Open jaroslav-kuchar opened 8 years ago
When plotting the clusters e.g. with k-means algorithm, all the points of one cluster belong to e.g. an ellipsoid (see the link you sent me at section "Plotting cluster package").
Another example is that when we have multidimensional data to plot after clustering we have to make PCA. In order to understand what parameters are missing (if not already) you have to try and plot each model with the parameters we already have extracted. Your source seems good. You could also see: 1.) (factoextra library) http://www.sthda.com/english/wiki/factoextra-r-package-easy-multivariate-data-analyses-and-elegant-visualization 2.) (cluster library) https://rstudio-pubs-static.s3.amazonaws.com/33876_1d7794d9a86647ca90c4f182df93f0e8.html
or other libraries e.g. pvclust, fpc, clustersim,mclust,som etc.
PS: Some other parameters for comparisons are also extracted.
Sorry for my inactivity. Let's start with an example: k-means on the standard iris dataset. I have prepared an initial version of implementation that can be integrated within the cluster.obeu function. "Ellipses" and "Convex hulls" sections prepare datapoints that can be easily used to plot such visualizations.
require(car)
require(jsonlite)
data("iris")
# preprocessing
inputs.data <- iris[,1:4]
inputs.data <- scale(inputs.data)
# clustering and pca
inputs.clustering <- jsonlite::fromJSON(cluster.obeu(inputs.data,"kmeans",3))
inputs.pca <- prcomp(inputs.data, scale. = T)
# ellipses
inputs.ellipses <- lapply(
unique(inputs.clustering$clusters),
function(cl) car::dataEllipse(
inputs.pca$x[which(inputs.clustering$clusters==cl),1],
inputs.pca$x[which(inputs.clustering$clusters==cl),2],
draw=F,
levels=c(0.99),
segments=100)
)
# convex hulls
inputs.convexHulls <- lapply(
unique(inputs.clustering$clusters),
function(clId){
dat <- inputs.pca$x[which(inputs.clustering$clusters==clId),1:2]
pts <- chull(dat)
return(dat[c(pts, pts[1]), 1:2])
}
)
# plot
plot(inputs.pca$x[,1:2])
sapply(seq_along(inputs.ellipses), function(clId) lines(inputs.ellipses[[clId]], col=palette()[clId]))

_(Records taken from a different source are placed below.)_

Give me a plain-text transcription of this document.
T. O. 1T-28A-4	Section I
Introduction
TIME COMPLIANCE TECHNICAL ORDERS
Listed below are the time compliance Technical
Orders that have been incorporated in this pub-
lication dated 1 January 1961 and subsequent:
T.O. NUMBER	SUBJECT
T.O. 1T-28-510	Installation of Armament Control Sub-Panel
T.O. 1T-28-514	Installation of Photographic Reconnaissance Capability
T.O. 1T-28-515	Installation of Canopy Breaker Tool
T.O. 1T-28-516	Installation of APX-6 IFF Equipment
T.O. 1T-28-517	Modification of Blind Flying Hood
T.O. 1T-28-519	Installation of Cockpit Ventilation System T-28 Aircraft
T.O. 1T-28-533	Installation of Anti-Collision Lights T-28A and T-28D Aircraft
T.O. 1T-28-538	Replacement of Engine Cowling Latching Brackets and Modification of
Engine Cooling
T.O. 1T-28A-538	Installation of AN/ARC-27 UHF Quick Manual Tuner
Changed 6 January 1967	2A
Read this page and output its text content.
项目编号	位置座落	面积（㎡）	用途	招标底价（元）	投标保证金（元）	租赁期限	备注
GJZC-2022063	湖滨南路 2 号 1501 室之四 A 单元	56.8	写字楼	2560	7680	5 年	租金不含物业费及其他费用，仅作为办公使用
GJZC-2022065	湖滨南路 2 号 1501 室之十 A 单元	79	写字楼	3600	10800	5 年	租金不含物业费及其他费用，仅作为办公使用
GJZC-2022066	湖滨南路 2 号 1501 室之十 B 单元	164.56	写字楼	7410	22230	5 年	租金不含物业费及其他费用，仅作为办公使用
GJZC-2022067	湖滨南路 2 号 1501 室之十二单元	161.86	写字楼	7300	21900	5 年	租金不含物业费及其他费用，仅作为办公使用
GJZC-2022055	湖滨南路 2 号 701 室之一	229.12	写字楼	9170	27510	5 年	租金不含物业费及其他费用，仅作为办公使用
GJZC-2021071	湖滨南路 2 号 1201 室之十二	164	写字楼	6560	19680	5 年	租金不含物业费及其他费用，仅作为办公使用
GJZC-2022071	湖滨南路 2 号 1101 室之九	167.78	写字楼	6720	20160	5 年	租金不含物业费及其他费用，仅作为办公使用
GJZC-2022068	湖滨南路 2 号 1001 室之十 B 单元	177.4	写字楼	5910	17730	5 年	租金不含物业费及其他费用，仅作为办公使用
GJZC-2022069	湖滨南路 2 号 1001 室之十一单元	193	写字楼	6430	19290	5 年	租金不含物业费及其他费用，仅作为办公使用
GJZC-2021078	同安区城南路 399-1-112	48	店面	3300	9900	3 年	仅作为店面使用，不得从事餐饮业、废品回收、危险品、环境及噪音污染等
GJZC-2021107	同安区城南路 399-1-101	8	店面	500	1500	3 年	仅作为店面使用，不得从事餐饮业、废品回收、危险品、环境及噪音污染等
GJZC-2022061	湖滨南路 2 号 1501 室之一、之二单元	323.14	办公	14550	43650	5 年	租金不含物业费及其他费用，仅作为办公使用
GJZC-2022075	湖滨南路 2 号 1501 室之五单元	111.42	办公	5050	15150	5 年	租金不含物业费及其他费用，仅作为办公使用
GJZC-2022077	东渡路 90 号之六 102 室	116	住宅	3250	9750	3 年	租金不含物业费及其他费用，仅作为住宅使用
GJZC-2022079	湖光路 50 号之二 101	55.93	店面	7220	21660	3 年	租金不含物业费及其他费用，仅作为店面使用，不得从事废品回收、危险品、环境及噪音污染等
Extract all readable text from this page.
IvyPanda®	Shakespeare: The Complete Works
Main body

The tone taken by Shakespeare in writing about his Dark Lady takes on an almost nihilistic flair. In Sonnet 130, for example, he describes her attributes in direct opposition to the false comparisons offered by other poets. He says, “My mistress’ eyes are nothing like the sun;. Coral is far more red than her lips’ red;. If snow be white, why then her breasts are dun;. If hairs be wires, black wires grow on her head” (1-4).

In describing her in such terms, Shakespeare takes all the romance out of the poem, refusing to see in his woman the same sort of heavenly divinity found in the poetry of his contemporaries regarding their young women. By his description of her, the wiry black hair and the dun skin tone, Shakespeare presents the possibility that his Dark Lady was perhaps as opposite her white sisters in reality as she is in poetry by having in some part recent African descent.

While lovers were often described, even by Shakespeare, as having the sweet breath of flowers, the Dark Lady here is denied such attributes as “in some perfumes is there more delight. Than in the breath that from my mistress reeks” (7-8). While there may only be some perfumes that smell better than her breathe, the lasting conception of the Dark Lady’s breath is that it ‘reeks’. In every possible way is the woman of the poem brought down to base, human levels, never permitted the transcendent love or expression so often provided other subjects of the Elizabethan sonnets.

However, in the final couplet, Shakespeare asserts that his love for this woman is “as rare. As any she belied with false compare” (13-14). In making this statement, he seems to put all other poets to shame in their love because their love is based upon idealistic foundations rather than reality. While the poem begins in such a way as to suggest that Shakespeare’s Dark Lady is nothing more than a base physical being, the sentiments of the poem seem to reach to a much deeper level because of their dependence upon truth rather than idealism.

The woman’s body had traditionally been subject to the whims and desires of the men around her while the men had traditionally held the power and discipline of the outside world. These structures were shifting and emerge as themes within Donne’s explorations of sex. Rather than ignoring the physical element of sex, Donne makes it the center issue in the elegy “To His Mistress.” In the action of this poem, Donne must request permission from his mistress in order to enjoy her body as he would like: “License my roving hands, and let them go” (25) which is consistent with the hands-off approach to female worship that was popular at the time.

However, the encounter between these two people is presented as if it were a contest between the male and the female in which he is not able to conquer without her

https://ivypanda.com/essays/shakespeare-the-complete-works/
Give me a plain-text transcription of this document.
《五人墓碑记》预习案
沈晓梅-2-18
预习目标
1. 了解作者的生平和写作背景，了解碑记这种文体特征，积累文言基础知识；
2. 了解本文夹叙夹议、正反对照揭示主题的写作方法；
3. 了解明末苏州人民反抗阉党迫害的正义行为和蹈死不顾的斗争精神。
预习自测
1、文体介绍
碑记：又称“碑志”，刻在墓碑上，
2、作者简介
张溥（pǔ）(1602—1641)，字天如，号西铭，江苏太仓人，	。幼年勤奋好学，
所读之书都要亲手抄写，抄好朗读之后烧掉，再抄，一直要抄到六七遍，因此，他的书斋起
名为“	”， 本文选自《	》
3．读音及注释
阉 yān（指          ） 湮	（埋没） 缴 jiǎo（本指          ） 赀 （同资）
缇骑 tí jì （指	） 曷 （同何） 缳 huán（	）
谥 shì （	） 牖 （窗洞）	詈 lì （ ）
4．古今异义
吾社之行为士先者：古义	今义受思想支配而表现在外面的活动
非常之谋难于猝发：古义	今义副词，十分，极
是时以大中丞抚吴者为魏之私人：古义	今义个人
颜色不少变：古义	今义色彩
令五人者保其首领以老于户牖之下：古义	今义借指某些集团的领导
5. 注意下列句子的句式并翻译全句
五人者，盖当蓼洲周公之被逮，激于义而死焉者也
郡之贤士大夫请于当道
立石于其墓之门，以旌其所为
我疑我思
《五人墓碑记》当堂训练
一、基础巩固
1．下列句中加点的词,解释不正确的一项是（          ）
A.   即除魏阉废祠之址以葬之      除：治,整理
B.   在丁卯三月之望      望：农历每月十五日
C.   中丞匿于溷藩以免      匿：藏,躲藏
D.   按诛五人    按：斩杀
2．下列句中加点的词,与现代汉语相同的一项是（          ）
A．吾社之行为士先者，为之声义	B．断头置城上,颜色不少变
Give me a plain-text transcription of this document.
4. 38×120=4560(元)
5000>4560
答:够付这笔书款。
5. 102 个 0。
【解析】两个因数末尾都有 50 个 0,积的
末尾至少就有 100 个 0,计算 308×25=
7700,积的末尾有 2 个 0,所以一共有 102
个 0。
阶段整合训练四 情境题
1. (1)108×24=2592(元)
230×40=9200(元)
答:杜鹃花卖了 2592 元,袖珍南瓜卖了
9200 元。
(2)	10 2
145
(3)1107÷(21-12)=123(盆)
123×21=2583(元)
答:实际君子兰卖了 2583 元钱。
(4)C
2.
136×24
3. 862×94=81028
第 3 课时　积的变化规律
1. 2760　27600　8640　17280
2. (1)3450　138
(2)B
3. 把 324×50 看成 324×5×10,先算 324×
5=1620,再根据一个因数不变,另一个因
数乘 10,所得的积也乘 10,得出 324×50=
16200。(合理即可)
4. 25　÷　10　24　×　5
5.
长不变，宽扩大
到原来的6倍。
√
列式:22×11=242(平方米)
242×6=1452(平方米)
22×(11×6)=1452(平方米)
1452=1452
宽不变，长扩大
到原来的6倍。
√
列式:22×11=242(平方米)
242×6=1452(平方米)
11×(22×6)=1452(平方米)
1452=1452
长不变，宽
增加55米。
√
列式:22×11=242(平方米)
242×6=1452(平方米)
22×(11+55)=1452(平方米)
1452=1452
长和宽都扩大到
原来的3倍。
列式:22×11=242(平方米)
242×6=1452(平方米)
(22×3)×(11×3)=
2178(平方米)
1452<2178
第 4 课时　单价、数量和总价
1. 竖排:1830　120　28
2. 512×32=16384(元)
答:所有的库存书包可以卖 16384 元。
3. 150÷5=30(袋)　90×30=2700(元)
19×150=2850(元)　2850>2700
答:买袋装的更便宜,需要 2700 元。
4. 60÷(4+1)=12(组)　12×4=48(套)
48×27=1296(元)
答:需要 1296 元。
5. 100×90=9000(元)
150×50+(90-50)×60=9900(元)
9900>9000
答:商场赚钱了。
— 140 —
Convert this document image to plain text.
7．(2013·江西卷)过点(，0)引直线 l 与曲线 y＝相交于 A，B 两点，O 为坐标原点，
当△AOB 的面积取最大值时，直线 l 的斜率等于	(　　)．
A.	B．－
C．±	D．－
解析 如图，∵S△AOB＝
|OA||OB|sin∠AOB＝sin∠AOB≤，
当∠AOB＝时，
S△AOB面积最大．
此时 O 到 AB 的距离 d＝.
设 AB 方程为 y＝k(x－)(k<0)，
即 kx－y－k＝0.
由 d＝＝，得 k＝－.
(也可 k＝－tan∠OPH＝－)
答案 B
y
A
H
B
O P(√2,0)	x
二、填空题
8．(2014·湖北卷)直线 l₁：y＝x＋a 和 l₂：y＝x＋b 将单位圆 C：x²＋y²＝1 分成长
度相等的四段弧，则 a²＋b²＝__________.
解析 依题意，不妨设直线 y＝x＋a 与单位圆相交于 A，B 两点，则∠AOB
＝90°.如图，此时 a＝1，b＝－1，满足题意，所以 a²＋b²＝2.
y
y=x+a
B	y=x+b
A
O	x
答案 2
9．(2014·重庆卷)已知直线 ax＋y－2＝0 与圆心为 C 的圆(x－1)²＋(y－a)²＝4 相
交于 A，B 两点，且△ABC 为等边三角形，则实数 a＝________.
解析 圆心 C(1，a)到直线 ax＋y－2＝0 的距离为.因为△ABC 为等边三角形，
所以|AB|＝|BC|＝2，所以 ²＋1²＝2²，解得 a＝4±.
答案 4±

sapply(seq_along(inputs.convexHulls), function(clId) lines(inputs.convexHulls[[clId]], col=palette()[clId]))
sapply(seq_along(unique(inputs.clustering$clusters)), function(clId) points(inputs.pca$x[which(inputs.clustering$clusters==unique(inputs.clustering$clusters)[clId]),1:2],col=palette()[clId]))
Hello jaroslav, can you adjust and include these pieces of code directly in the R script (https://github.com/okgreece/Cluster.OBeu/blob/master/R/cl.analysis.r) ?
The plotting functions and parameters for ellipses and convex hulls are integrated into the kmeans section of the "cl.analysis" function. Names of parameters should be adjusted to your conventions/preferences.
Hello @jaroslav-kuchar , thanks for your great work. I've added your code chunks where it was necessary. The check test returns the following warnings (concerning your function "plot.clustering.model"):
Can you please make the appropriate changes?
I have made changes and updates of imports for clustering plot functions. It should be fixed now.
Thank you. Could you also update your description in "cl.plot" function, which is needed for the manual.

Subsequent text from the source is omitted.